All the statements, and a detailed summary of the evidence given in this trial, were made available on www.realmedia.com. When Palestine Action was proscribed I took action to protest, so of course I followed the trial with close attention. What became apparent was that the mainstream media’s summary coverage did not reflect the full details, particularly how surveillance camera evidence had been destroyed by Elbit Systems and how the trial brought out that their security guards had lied to the police.

The jury took thirty-six hours to return verdicts on all six defendants. They rejected the judge’s direction and the prosecution argument. No guilty verdicts were given. All six were cleared of aggravated burglary because it could not be proved that they had intended any harm to people, but only to smash equipment and weapons.

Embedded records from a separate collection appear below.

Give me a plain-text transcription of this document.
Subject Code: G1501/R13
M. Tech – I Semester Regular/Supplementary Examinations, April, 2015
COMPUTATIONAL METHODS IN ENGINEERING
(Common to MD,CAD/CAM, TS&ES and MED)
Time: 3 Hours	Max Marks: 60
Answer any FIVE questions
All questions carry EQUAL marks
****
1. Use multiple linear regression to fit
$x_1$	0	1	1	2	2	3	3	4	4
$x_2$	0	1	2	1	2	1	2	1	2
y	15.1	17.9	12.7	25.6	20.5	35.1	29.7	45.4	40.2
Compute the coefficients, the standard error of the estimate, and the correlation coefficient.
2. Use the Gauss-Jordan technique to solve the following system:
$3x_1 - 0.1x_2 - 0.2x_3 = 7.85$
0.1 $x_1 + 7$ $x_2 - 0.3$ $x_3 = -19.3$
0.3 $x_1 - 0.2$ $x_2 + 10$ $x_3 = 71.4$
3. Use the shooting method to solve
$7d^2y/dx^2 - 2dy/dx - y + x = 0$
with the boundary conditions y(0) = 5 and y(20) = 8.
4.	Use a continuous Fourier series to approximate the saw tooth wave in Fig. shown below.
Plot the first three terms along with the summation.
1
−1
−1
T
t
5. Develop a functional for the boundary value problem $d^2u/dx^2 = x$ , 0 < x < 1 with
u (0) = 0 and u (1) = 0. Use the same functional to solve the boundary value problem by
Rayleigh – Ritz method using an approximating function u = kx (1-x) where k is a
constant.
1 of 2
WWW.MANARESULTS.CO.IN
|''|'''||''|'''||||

My reading of this is that the jury believed the defendants’ accounts and intentions. Even the defendant who admitted causing injury to the police officer was not found guilty of any offence of violence. There is a great difference between violence to people and violence to things. The fact that there will be a retrial does not mean that he will ultimately be found guilty either.

David Fish has decided that this was ‘angry protest’. Perhaps the PA activists are angry that there is a genocide going on in Gaza, with which we are being made complicit. Perhaps when I sat with my placard to defend our right to peaceful protest against crimes against humanity, I was also angry. There can be such a thing as righteous anger. As the High Court determined last week, in respect of Palestine Action, this does not translate into terrorism, which rightly might result in a long prison sentence. I assume that the jury in this trial also worked that out for themselves. 

Isaac Penington reminds us not to lay accusations one against another. Before passing such a condemnatory judgement on the Filton activists, we should await the outcome of the retrial. I certainly will. The foundation of our legal system is the presumption of innocence. That is surely the Quakerly thing to do.

Heather Bacon 


I am currently archiving my charge sheets from a collection of convictions for criminal damage at Greenham Common Women’s Peace Camp in the late 1980s. I remember our nonviolent direct action training vividly. The bolt cutters provoked much hilarity –they were unusable but provoked a useful discussion about the hazard such equipment could become, and the need to lay them down to prevent injury, including to police or security officers. 

A professional engineer, I did once work at Filton. I also possess and know how to use a sledgehammer (as carried by PA activists) safely. The weight in them makes it hard to do anything without intention, and a swing in a situation of confrontation can be nothing but incredibly dangerous. 

I was convicted of cutting a fence to go plant a tree, and for daubing a USAF vehicle with red paint. I was younger than any of the Filton Six but seemingly rather better prepared.

The idea that the activists hadn’t expected the arrival of some form of security is as laughable as it is unrealistic. Our Friend David Fish speaks my mind. How any of this was supposed to help anyone defeats me entirely. God help Gaza. I’d say the Crown Prosecution Service needs an expert witness in nonviolent direct action for the retrial.